Information sharing mechanism – important factor to improve effectiveness of DI system.
DI Law states that DIV has function of collecting, analyzing and processing information of DI members in order to detect violating institutions, then making request to the State Bank of Vietnam to promptly deal with violations which threaten the safety of the banking system. For fulfilling this task, DIV must have precise, adequate and timely information about every DI member. The input information is essential for ensuring DIV’s effective collection, analysis, assessment, warning or request.
Presently, DIV is able to access information directly from DI members, government agencies, professional associations or information service providers both domestic and abroad. However, as the information sharing mechanism has not been specified, detailed guidance in by-law documents is needed. It is noticeable that good input information serves as a base for defining a suitable coverage limit, designing the risk-based premium system and building an early warning system which prevents bank failures and helps DIV to avoid using DI fund for paying out depositors of failed banks.

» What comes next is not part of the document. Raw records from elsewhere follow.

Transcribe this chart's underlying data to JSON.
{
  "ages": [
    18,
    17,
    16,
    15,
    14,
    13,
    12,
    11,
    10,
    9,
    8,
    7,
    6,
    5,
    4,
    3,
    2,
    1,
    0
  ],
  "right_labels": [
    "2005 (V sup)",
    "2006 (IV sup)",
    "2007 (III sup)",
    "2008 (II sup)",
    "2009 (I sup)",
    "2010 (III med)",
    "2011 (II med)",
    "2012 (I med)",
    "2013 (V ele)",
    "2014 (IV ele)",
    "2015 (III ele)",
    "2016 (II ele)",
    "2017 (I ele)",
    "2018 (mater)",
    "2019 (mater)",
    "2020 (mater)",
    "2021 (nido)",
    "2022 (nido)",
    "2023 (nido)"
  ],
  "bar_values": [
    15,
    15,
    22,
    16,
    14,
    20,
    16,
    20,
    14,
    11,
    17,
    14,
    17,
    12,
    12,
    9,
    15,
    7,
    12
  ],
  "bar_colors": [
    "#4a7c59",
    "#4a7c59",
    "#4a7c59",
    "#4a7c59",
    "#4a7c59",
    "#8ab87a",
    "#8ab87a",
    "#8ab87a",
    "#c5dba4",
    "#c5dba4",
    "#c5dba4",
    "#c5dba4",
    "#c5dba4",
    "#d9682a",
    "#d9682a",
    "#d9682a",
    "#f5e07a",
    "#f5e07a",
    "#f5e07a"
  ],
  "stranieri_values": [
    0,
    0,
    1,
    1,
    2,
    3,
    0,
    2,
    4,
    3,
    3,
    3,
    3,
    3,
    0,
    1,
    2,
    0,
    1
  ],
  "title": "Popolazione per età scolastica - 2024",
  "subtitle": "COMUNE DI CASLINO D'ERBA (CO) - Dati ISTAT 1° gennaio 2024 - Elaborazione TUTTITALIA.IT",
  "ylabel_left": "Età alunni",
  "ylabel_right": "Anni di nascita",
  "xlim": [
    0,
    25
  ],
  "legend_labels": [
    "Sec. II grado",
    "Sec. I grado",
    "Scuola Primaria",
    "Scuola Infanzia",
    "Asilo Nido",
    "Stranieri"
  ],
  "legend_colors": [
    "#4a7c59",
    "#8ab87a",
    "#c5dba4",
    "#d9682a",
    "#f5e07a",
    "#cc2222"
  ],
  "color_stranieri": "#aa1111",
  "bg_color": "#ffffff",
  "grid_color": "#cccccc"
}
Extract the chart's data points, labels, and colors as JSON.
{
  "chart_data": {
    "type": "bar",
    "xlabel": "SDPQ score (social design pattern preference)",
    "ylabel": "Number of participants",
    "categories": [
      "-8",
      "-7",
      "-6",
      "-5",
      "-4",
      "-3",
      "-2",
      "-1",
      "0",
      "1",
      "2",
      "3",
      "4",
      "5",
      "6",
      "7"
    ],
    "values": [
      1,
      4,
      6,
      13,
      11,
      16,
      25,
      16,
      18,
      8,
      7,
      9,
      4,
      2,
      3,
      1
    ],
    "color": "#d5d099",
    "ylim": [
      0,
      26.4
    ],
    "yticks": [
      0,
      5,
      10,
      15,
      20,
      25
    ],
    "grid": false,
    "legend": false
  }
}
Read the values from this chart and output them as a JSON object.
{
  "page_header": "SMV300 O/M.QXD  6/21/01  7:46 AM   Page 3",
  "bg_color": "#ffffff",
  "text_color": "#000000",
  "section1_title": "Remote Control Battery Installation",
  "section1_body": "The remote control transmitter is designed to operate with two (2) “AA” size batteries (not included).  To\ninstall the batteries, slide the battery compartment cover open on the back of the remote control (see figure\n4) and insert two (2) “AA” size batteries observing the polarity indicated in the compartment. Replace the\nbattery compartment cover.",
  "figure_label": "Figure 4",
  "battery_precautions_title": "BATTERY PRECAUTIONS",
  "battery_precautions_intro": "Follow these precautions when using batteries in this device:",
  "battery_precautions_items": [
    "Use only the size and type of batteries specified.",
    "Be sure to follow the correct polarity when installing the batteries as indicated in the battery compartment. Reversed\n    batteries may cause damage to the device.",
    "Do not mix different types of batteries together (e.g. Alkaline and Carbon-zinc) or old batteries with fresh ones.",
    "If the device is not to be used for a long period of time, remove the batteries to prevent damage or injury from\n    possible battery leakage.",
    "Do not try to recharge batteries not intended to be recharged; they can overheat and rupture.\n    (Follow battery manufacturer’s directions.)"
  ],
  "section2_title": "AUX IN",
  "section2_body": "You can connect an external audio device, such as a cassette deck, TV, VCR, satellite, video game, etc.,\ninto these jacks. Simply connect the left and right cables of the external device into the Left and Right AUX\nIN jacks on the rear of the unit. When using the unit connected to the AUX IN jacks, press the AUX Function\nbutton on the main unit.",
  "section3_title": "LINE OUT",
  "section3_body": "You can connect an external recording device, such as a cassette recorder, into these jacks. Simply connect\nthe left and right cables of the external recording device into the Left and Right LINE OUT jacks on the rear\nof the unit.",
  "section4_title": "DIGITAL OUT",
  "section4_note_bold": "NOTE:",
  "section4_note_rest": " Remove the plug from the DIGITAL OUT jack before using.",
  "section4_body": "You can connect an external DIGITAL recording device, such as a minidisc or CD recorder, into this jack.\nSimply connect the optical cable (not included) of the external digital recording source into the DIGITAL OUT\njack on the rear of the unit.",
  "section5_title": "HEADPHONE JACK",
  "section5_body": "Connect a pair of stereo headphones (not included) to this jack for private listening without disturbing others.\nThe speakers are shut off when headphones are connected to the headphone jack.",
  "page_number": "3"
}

On its own, DIV should prepare a modern IT infrastructure to process input information precisely and quickly, a competent human resource to analyze the information optimally. Presently, the IT system has been improved and upgraded, especially through the project of Financial System Modernization and Information Management System (FSMIMS). At the same time, DIV has also focused on human resource training to improve its staff’s competence to perform the task of supervising risks of DI members.
The year 2013 marked an important step in building a legal framework for DI system in Vietnam. The effectiveness of DI policy in Vietnam will be enhanced if the guiding documents (planned to be accomplished in 2014) are soon promulgated in obedience to DI Law to specify major issues such as coverage limit, premium and information sharing.
In short, DI policy effectiveness will be strengthened if the legal document system is appropriate and specified putting benefits of people, depositors, and financial system safety first. The design of DI legal framework should be considered in relation to other relevant financial policies with a long-term vision so that Vietnam’s banking system will be competitive domestically and internationally.